Wednesday, January 15, 2020

Attacks

Online, attacks on groups of people are treated differently than attacks on individuals. Granting that there are not always clear distinctions, and that sometimes a criticism of a group can be somewhat disguised, how do we think the main figures in political and social debate divide on this? Does Donald Trump criticise groups, or focus on individuals? Lots of individuals, or a few key ones?  What about Obama and Hillary Clinton? What does the conservative press tend to do?  CNN and the Washington Post?

I don't want to prejudice the discussion, but I think tendencies online descend from the conventions of writing for some people and the conventions of speech for others. 

3 comments:

Christopher B said...

My first thought is that this is similar to the speech/violence dichotomy.

Those on the left perceive negative generalizations about groups as an attack on all individuals in that group but see nothing wrong with attacking individuals for membership in groups they find distasteful.

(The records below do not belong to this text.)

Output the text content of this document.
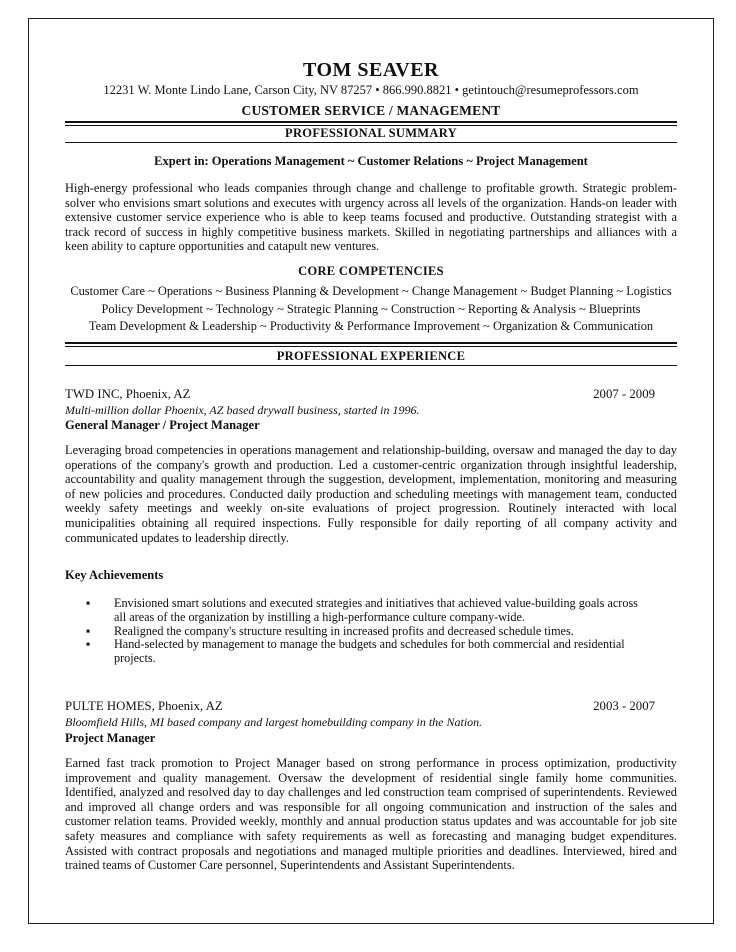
TOM SEAVER
12231 W. Monte Lindo Lane, Carson City, NV 87257 • 866.990.8821 • getintouch@resumeprofessors.com
CUSTOMER SERVICE / MANAGEMENT
PROFESSIONAL SUMMARY
Expert in: Operations Management ~ Customer Relations ~ Project Management
High-energy professional who leads companies through change and challenge to profitable growth. Strategic problem-solver who envisions smart solutions and executes with urgency across all levels of the organization. Hands-on leader with extensive customer service experience who is able to keep teams focused and productive. Outstanding strategist with a track record of success in highly competitive business markets. Skilled in negotiating partnerships and alliances with a keen ability to capture opportunities and catapult new ventures.
CORE COMPETENCIES
Customer Care ~ Operations ~ Business Planning & Development ~ Change Management ~ Budget Planning ~ Logistics
Policy Development ~ Technology ~ Strategic Planning ~ Construction ~ Reporting & Analysis ~ Blueprints
Team Development & Leadership ~ Productivity & Performance Improvement ~ Organization & Communication
PROFESSIONAL EXPERIENCE
TWD INC, Phoenix, AZ	2007 - 2009
Multi-million dollar Phoenix, AZ based drywall business, started in 1996.
General Manager / Project Manager
Leveraging broad competencies in operations management and relationship-building, oversaw and managed the day to day operations of the company's growth and production. Led a customer-centric organization through insightful leadership, accountability and quality management through the suggestion, development, implementation, monitoring and measuring of new policies and procedures. Conducted daily production and scheduling meetings with management team, conducted weekly safety meetings and weekly on-site evaluations of project progression. Routinely interacted with local municipalities obtaining all required inspections. Fully responsible for daily reporting of all company activity and communicated updates to leadership directly.
Key Achievements
▪ Envisioned smart solutions and executed strategies and initiatives that achieved value-building goals across all areas of the organization by instilling a high-performance culture company-wide.
▪ Realigned the company's structure resulting in increased profits and decreased schedule times.
▪ Hand-selected by management to manage the budgets and schedules for both commercial and residential projects.
PULTE HOMES, Phoenix, AZ	2003 - 2007
Bloomfield Hills, MI based company and largest homebuilding company in the Nation.
Project Manager
Earned fast track promotion to Project Manager based on strong performance in process optimization, productivity improvement and quality management. Oversaw the development of residential single family home communities. Identified, analyzed and resolved day to day challenges and led construction team comprised of superintendents. Reviewed and improved all change orders and was responsible for all ongoing communication and instruction of the sales and customer relation teams. Provided weekly, monthly and annual production status updates and was accountable for job site safety measures and compliance with safety requirements as well as forecasting and managing budget expenditures. Assisted with contract proposals and negotiations and managed multiple priorities and deadlines. Interviewed, hired and trained teams of Customer Care personnel, Superintendents and Assistant Superintendents.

The right flips that, seeing little wrong with making (accurate) generalizations about groups but generalizing attacks on individuals for their group associations as attacks on the group.

Aggie said...
This comment has been removed by the author.
Aggie said...

"Pick the target, freeze it, personalize it, and polarize it. Cut off the support network and isolate the target from sympathy. Go after people and not institutions; people hurt faster than institutions. (This is cruel, but very effective. Direct, personalized criticism and ridicule works.)"
Saul Alinsky

I think it's more like conventions of thought: The party ideology of the day drives much of it. The left tends toward mob psychology, to personalize the attack on individual leaders in order to weaken their position as a holder of power; to terrorize their victims. The right tends to generalize their attack to groups, because organized groups represent the accumulated power. Both see a bigger picture. Conservatives are historically less willing to be confrontational, seeing it as de-constructional to good society, and this is sometimes interpreted as being 'too nice'.